Toch continued to receive “instruction” from Bach, Beethoven and Brahms, but Mozart remained his idol. “If Mozart was possible,” he would sometimes declare, “then the word impossible should be eliminated from our vocabulary.” In quick succession, Toch composed his very own six string quartets, which received public performances by the renowned Rosé Quartet. He entered his Chamber Symphony in F major, composed in 1906, in an international competition for young composers and was thoroughly surprised to win the “Mozart Prize” three years later. A substantial monetary stipend attached to the prize allowed Toch to study at the Frankfurt Conservatory. He won the Mendelssohn prize for composition in 1910, and was appointed lecturer of both piano and composition at the College of Music in Mannheim in 1913. He continued to win major composition prizes, but his musical career was interrupted by having to serve the Austrian Army for 4 years on the Italian front. And as it happened across the European landscape, WW1 affected some rather severe changes.

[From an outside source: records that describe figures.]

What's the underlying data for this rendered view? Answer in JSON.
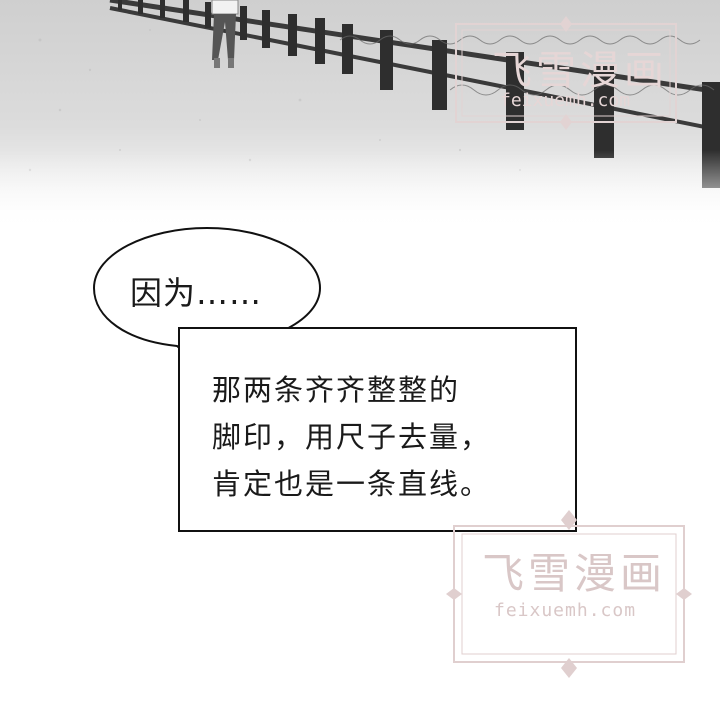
{
  "speech_bubble": {
    "text": "因为……"
  },
  "caption": {
    "lines": [
      "那两条齐齐整整的",
      "脚印，用尺子去量，",
      "肯定也是一条直线。"
    ]
  },
  "watermarks": [
    {
      "title": "飞雪漫画",
      "domain": "feixuemh.com"
    },
    {
      "title": "飞雪漫画",
      "domain": "feixuemh.com"
    }
  ],
  "colors": {
    "background": "#ffffff",
    "ink": "#111111",
    "watermark": "#d9c7c7"
  }
}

Toch began to compose “Neue Music,” suggesting that tonality had exhausted itself and was “incapable of utterance without repeating itself. Breaking free was an inner need, as refreshing as a plunge into cold water on a tropical summer day.” His newest works scandalized audiences, and he even created the new genre of “Gesprochene Musik” (Spoken Music.) Intended as a musical joke, his Geographical Fugue for Spoken Chorus — a strict fugal canon that rigorously patterned sequences of geographical locations for spoken four-part chorus — became his most famous and influential compositions.
John Cage, who was in the audience at the premiere performance in 1930 remarked, “Toch was onto some good stuff back there in Berlin. And then he went and squandered it all on more string quartets!” Hitler’s rise to power in 1933 meant exile in Paris and subsequently London, where Toch started to write film music. Barely a year later he was invited to join the faculty of the New School for Social Research in New York. He also spent time in California, teaching music and philosophy at USC and composing film music for Hollywood. Toch authored a book on music theory in 1948, and from 1950, wrote seven symphonies, chamber and vocal music that return to the musical language of his youth.